Pontus Silfverstolpe, one of the founders of auction search service Barnebys shares his thoughts on Brexit’s impact on the UK’s art market and explores whether it will be boom or bust.
Currently, the UK enjoys a preeminent position in Europe as the place that most of the art market action takes place. This is because it is home to all four of the giant international auction houses – Sotheby’s, Christie’s, Bonhams and Phillips and most of the major league art galleries have a presence here.
New York and Hong Kong are the competition. London is where so many of the wealthy have first or second homes. It is a comfortable place to do business. The City and its financial institutions are on hand to help fund major art purchases, the legal and accounting infrastructure is here to facilitate the setting up of arts trusts, family trusts and other legal and accounting services needed to move art around the world. And everyone speaks English, still the world’s leading trade language.
Will these stunning advantages that London currently enjoys survive the four horsemen of the Brexit Apocalypse: Leaving the Single Market, leaving the Customs Union, ending of Freedom of Movement within the EU and the increasing loss of financial services to other European centres hungry for a slice of this action?
The UK is behind the US and just ahead of China. For a generation, the UK has been able to hold its ground through a combination of expertise, competitive costs and a comparatively benign regulatory and fiscal environment.
But there are signs of snow in the air for the UK art market. The influential TEFAF report on the state of the art market notes as massive fall of 9% in the UK’s slice of the art market in 2016.
‘The US market saw strong growth of 4% in 2016 while other regions declined. The US total share of the art market was $27.3 billion.
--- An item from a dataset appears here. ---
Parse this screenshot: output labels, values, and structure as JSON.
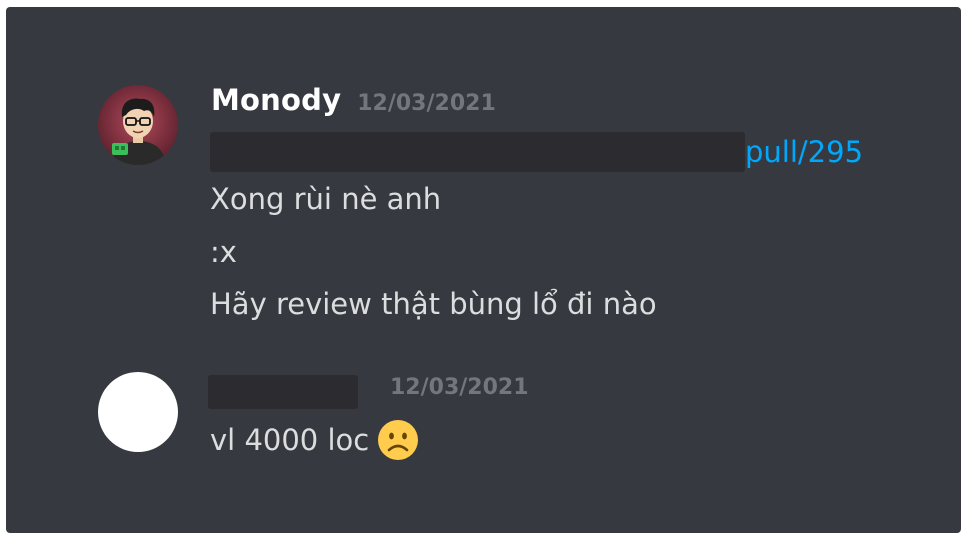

The Chinese market dropped with sale down 23% to a total of $11.b billion. While the UK dropped a staggering 9% to $13.5 billion. The UK still ranks in second place to the US and had a 21% share of the global art market. China was close behind accounting for 19%.’
Artists Resale Right – ‘Droit de Suite’
Artist’s Resale Right refers to the levy charged on the sale of works done by living artists or those artists who have died within the last 70 years. Currently London is a signatory to this tax which means that often sellers will go elsewhere, to New York for example where they don’t have to pay this tax to artists or the estates of artists. If London is free of the EU and it drops this tax it could benefit the art trade in the UK.
The UK currently has a discounted import VAT rate of 5%, which is the lowest in the EU, thereby making it the most competitive EU member state when it comes to imports from outside the EU. Obviously, if we leave the EU and customs union, while we can keep the rate, so our own imports won’t be affected, we will lose the advantage of importing art cheaply into the EU to pass on to buyers in other countries and that business could instead go to places like Brussels and Paris, where discounted rates are not quite as low but still good.
And currently UK based art dealers and auction houses can move around the EU with no problem and no taxes or import duties and no time-consuming paperwork or bureaucracy.
Freedom of movement around the EU:
London’s leading art market position in Europe is dependent to a large part on the ease with which people from the EU can work in the UK, and vice-versa. Most art professionals believe that freedom of movement for those in the art world is the single most important aspect to London’s current dominance.
Anthony Browne, chairman of the British Art Market Federation says: “The art market has been a British success story. Brexit presents new opportunities to build on this. After short term anxieties, it was business as usual, with the Masterpiece Fair in London attracting 37,000 visitors and a Rubens work selling at auction for almost £45 million within days of the referendum. There is no reason why the UK should not continue to compete, provided that opportunities offered by Brexit are grasped.”
He believes that now is the time to eliminate or reduce the regulatory burdens that have piled up over recent decades, adding costs and compromising London’s competitive position as against its principal rivals: New York, Hong Kong and Switzerland’s art trade centres. As the market here is mainly made up of small businesses, a reduction in those costs would have a wide impact.
He says: “Besides directly employing more than 40,000 people, the UK art market helps to support a further 100,000 jobs through its expenditure on ancillary services. Art fairs – Frieze, for example, which pulls in thousands of international visitors each October – and auction sales make a cultural as well as commercial contribution to the UK, attracting great works that might not otherwise be seen here.”
Freedom of movement really is the BIG one. If there is a massive increase in paperwork and delays at borders because customs can’t cope, that will have a major effect on the UK. This would probably affect the UK’s entrepôt status (a port where goods for import or export can be stored without paying import duties).
On the other hand, the UK’s access to the biggest global markets (US, Hong Kong and Switzerland) should be easier, so it could be a matter of swings and roundabouts, especially as the UK art market is as big as all the rest of the EU put together.